The Americans left with a silver medal after a loss to The Netherlands, a team that had flown completely under the radar. It was a back and forth contest that saw Team USA down 4-2 before the end of the first quarter at Ying Tung Natatorium. The game ended in a close 9-8 score, with one player from the Netherlands scoring on Armstrong seven total times.
Armstrong remembers the game vividly. “You are playing for a medal, but at the end of the day, we still lost,” she recalls. “Any loss we’re always trying to learn from, but particularly in those big moments, yeah, it was devastating.”
Throughout the five matches of the 2008 Olympic tournament, Armstrong had 49 saves total. Afterwards, she had a decision to make about continuing her career.
“I joined the national team about two and a half, three years before the Beijing Olympics,” she said. “So if I wanted to continue playing through London, I had a full four years to go.”
Armstrong was 25 at the time, and if she were to commit to playing professionally full time, it would put off getting professional experience outside of sports or any hopes of grad school. Still, Armstrong committed and was locked in for the next four years. Team USA won a FINA World Championship in 2009 with Armstrong in net, and a 2011 Pan American Games win that would qualify Armstrong and her teammates for London 2012.
“That was our qualification game,” Armstrong said. “We won the game in a shootout in Mexico and went into five rounds.”
Those five rounds make it the longest women’s water polo game as listed by Guinness World Records. The final score was 27-26.
“It was a serious test of mindfulness,” she said. “I would just watch the ball and tell myself ‘if I can see the ball, I can block the ball.’”
The following year saw redemption for Armstrong and her teammates. After rolling through the tournament and making it to the championship game again, one opponent stood in their way– Spain. Armstrong’s teammate Maggie Steffens scored five times in the game, cementing their victory and securing the first ever gold medal in Team USA women’s water polo history. Armstrong made eight total saves, including a penalty save that came late in the fourth quarter.
“The London tournament was exactly what it needed to be for a lot of us,” Armstrong said, reflecting on those Olympics. “London was so much fun.”
Armstrong played for the national team for another two years and ultimately retired in 2014. She moved to New York in 2016 with her family when her husband became the head coach for the women’s water polo team at Marist, and in turn, bringing her yoga skills to the student athletes.
She started out by teaching at a few studios in Rhinebeck and at The Culinary Institute before working with Marist’s football team. Eventually Armstrong moved to teach the recreational classes in McCann before teaching her one-credit classes in Gartland.

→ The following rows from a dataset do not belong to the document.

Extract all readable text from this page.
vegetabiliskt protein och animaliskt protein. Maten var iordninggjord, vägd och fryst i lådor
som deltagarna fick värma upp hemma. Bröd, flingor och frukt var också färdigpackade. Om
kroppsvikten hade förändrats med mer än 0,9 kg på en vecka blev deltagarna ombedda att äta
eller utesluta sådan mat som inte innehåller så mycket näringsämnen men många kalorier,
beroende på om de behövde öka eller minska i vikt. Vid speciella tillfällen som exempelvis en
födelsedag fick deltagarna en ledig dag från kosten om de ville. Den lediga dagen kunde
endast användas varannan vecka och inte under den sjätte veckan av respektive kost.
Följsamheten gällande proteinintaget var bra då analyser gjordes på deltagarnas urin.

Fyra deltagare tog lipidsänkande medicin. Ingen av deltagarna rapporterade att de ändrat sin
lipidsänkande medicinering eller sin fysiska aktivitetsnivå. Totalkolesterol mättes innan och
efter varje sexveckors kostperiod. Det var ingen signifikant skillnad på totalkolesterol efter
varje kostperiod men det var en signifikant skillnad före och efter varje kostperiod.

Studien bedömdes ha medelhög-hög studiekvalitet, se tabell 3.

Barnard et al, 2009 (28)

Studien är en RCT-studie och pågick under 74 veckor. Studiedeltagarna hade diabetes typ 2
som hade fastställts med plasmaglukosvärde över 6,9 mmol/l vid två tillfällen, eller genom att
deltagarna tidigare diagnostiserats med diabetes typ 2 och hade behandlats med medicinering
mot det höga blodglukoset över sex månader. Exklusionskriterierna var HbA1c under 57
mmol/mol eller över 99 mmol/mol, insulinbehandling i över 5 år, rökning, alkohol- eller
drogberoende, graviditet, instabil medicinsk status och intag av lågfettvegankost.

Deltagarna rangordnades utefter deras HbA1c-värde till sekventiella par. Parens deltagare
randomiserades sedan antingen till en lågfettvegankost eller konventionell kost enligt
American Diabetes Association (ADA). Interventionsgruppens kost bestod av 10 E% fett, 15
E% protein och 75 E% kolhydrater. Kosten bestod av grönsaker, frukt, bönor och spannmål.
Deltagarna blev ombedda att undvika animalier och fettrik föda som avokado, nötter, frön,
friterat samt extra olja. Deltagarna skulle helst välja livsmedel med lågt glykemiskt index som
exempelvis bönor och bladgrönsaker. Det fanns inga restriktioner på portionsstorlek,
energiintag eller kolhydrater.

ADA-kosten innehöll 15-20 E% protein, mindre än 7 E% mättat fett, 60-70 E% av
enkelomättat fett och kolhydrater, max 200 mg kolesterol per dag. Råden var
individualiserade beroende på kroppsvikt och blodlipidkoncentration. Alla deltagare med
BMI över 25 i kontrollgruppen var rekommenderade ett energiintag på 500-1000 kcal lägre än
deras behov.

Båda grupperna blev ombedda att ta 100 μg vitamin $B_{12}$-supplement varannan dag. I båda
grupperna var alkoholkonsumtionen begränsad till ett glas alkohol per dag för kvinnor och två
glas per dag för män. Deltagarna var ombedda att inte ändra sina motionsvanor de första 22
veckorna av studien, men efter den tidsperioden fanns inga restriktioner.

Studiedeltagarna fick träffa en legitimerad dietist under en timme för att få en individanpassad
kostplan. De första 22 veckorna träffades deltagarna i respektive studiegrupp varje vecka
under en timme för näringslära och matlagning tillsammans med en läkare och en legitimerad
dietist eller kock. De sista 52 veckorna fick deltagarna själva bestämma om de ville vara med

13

“What I love about yoga is that I deeply believe it is for everyone,” Armstrong says, noting how that is one of the most important things she tries to impart on her students.
From an elite athlete, to retiree, to a mother, and to a global pandemic, yoga was always there to help her recharge, refocus, and recenter her mind and body. As life moves and changes though, yoga will always be a daily practice for Armstrong and hopefully, some of her students.
As for water polo, there are times when Armstrong misses being in the throws of competition. She was inducted into the USA Water Polo Hall of Fame in 2019 and helps at training camps for young water polo goalkeepers who are coming up in the national program and have the potential to be the next Betsey Armstrong.